Raadselachtige regels. Ik hoor dan altijd de stem van een vriend die níet van poëzie houdt: ‘Waar gáát dit over?’ – en ikzelf dan hakkelend proberen uit te leggen dat je het niet als een verhaaltje moet zien. Maar ik moet zeggen dat de vraag nu ook bij mezelf opkwam. Het zijn observaties, dat is zeker, maar waarvan precies? Van het spel tussen licht en schaduw, lijkt me, en hoe dit, als je er goed naar kijkt, inwerkt op de waarneming. Je zou kunnen zeggen dat nauwkeurige observatie de werkelijkheid verandert. 

In dit verband is het woord ‘tramontane’ van belang voor het werk van Lindner. Het is de titel van zijn debuutbundel uit 1996, en ook in deze bundel staat een gedicht met die titel. De tramontane is de noordenwind in Italië, waar de koopvaardij zijn voordeel van had. Tenzij de zeelieden zich teveel verloren in drank en ‘de tramontane kwijt raakten’. Deze uitdrukking betekent dus zoveel als: niet meer tot handelen in staat zijn, van je stuk gebracht zijn, je bezinning verliezen. Het effect van de gedichten van Lindner is precies dat: door de focus op het detail verliest de lezer zijn oriëntatie, zijn bezinning.

Nog een weetje dat handig is voor het begrip van deze gedichten. In het begin van de bundel is een korte cyclus opgenomen: ‘Naar Acedia’; aan het einde een cyclus ‘Terug uit Acedia’ (en elders in de bundel een gedicht ‘Een lifter naar Acedia’. Acedia is de Latijnse benaming van één van de zeven hoofdzonden, namelijk ‘onverschilligheid’, ‘luiheid’, doorgaans ook vertaald met ‘traagheid’. Nu ligt het voor de hand te stellen dat Lindners manier van observeren traagheid vereist, zoals ook het lezen van zijn gedichten traagheid vereist, of in ieder geval meer aandacht vraagt dan een willekeurige andere tekst. Maar waarom wordt de term Acedia hier als plaatsaanduiding gebruikt? Er wordt heel wat gereisd in Tafel, en met de afbeelding van de weg op de voorkant in het achterhoofd, lijkt dit me geen onbelangrijk gegeven. Kennelijk is traagheid een toestand die bereikt moet worden. In de observaties in de Acedia-gedichten, veelal over een vrouw en een man op reis, speelt Lindner naar mijn idee met verschillende filmgenres.

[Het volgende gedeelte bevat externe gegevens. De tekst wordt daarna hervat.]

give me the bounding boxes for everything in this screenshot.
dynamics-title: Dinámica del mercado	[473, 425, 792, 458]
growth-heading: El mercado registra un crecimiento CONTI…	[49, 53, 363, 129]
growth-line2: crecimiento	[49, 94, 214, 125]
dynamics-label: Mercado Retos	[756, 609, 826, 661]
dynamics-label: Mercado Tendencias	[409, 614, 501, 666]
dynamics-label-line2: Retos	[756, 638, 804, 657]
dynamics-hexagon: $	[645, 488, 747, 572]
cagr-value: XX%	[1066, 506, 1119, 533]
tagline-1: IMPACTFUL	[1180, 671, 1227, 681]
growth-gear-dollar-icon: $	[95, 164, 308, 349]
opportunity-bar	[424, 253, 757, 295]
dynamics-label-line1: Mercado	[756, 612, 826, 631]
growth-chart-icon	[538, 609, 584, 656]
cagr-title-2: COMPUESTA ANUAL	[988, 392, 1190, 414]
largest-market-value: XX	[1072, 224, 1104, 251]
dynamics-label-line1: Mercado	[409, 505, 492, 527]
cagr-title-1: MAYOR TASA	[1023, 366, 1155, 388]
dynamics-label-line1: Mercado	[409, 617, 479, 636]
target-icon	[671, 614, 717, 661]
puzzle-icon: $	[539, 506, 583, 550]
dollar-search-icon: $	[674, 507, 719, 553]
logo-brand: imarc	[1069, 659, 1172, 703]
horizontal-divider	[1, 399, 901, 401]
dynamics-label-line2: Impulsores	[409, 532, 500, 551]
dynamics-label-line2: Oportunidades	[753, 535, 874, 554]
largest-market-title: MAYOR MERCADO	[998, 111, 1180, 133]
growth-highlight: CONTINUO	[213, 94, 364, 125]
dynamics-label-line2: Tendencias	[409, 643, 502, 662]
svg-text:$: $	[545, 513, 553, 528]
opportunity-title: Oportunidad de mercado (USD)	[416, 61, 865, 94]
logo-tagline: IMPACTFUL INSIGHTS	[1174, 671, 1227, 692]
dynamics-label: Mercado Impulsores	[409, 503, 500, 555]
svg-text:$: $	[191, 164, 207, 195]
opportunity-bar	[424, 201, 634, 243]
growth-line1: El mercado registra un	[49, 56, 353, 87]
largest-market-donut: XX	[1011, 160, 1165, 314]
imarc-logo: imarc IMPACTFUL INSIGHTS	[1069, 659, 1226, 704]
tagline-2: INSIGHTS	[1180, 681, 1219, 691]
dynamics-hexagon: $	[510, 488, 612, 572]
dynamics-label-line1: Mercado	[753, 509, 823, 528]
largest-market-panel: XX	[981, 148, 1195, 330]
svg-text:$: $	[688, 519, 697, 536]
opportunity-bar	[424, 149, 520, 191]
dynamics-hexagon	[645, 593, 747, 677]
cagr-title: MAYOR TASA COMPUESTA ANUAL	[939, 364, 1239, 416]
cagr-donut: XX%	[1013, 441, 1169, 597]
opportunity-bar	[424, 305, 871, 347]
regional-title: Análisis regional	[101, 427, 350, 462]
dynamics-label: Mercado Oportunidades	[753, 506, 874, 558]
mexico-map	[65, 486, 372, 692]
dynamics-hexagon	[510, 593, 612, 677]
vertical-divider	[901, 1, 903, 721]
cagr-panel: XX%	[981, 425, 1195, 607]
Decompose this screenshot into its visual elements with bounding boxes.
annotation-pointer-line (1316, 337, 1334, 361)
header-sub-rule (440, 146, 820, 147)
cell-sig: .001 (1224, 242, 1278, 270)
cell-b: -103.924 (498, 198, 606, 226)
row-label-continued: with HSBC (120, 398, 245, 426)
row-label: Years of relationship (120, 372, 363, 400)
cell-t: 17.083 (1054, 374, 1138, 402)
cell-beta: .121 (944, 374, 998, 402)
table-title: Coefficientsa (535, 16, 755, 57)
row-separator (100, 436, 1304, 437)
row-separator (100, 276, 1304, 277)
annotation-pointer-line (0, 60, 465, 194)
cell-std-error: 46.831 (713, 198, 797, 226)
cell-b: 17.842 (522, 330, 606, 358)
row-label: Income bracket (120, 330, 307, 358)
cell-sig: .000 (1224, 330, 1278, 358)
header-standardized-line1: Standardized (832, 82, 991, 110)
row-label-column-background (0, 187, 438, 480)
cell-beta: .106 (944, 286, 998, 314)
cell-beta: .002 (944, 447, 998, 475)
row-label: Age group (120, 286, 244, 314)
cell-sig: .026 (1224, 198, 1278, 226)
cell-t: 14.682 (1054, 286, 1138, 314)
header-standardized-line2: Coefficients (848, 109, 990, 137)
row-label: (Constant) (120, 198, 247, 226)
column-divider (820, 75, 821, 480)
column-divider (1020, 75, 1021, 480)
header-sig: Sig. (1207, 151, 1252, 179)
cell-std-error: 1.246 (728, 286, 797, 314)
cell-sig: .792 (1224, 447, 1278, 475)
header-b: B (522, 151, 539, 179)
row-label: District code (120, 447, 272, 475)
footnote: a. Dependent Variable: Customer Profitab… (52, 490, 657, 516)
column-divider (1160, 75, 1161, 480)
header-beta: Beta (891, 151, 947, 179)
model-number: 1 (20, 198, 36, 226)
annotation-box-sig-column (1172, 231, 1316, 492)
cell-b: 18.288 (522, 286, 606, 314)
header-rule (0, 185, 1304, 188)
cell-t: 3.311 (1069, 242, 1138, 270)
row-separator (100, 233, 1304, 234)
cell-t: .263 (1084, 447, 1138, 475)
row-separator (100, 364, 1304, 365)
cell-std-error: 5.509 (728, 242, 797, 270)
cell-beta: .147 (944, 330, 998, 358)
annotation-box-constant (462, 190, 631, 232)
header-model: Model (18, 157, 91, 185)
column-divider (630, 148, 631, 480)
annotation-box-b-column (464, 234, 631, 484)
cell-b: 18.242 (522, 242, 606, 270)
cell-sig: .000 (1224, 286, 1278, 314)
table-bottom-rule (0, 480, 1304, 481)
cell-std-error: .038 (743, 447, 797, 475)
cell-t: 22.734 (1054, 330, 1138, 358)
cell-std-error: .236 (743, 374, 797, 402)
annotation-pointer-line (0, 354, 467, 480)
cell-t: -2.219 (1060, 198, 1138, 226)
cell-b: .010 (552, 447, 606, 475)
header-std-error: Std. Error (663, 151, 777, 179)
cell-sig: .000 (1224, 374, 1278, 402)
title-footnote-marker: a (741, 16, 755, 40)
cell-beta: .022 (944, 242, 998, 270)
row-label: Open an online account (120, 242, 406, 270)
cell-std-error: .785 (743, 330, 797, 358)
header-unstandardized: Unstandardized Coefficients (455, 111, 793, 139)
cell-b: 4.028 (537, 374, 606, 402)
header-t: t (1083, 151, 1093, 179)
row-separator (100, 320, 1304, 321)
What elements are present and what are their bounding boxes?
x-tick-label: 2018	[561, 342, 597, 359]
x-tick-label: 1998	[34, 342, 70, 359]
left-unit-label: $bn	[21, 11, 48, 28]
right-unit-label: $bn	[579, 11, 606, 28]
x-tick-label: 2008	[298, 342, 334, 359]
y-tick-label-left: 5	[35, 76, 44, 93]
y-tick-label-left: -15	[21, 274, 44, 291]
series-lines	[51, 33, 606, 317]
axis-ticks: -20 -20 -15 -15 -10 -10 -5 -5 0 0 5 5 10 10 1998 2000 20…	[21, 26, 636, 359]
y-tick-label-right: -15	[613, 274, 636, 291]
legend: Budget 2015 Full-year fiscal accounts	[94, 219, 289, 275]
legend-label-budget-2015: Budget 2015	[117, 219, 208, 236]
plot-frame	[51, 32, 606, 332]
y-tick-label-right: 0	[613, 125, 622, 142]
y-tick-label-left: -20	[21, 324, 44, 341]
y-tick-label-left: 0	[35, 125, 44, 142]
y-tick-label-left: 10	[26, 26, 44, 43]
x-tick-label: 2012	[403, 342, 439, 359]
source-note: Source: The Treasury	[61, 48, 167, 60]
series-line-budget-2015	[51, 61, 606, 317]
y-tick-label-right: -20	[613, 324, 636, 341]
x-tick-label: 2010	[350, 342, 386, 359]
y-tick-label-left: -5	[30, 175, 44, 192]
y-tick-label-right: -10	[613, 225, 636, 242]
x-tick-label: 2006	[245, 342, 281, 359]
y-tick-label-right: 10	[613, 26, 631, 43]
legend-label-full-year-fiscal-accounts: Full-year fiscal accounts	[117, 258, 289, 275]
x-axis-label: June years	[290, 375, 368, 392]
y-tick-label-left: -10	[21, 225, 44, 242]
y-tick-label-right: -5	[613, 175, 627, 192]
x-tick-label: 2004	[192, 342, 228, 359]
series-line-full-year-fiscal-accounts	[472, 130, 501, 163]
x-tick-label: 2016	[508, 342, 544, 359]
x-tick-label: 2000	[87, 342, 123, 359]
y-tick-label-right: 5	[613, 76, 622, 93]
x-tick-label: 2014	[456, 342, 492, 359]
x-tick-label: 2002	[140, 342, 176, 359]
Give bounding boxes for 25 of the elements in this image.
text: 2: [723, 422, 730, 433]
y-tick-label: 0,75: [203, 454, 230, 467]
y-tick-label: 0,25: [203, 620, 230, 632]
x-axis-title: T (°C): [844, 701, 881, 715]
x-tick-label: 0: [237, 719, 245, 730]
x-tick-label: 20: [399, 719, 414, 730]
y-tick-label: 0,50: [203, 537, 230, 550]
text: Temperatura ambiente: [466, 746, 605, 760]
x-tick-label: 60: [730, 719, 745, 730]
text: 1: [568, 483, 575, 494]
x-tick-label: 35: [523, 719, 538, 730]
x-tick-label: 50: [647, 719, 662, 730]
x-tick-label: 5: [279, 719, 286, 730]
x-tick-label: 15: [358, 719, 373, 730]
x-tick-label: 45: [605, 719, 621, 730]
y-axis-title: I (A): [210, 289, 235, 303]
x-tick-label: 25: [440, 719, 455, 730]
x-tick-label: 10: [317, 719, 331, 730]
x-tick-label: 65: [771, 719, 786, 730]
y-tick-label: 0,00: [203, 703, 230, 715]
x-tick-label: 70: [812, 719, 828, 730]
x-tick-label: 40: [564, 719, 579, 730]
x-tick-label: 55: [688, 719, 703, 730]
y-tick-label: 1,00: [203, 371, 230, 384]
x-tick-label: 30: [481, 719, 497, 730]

De kennis van deze ongebruikelijke termen is handig, maar niet noodzakelijk om te genieten van de gedichten in Tafel. Hij noteert in bijna elk gedicht wel een prachtige observatie, een verrassend beeld dat aan de al te alledaagse werkelijkheid is ontleend:

Het belletje van de winkeldeur gaat omhoog
een jongen stapt naar voren en bestelt een brood
een man kijkt in een schrift en noemt een naam
op de televisie op de toonbank zingt een mevrouw
die haar borst rondt tegen het blad van de gitaar
rook draait voor het scherm en trekt naar het plafond
de man legt de hoorn op de haak en het belletje klinkt.

(p. 28)

Verstild is niet het woord. Want de gedichten maken eerder onrustig en hebben een desoriënterend effect. In het titelloze gedicht op pagina 37 heet het: ‘Kleine vergissingen simpel gezichtsbedrog / in je ooghoeken staat wat je opnieuw ziet’. Lang lezen kan dus verwarring veroorzaken. Leest u deze poëzie dus maar niet als u later op de dag nog een schaakpartij van uw 12-jarige wonderneefje wilt winnen, een rondje wilt gaan zwartrijden op de ringweg of een hartoperatie moet uitvoeren.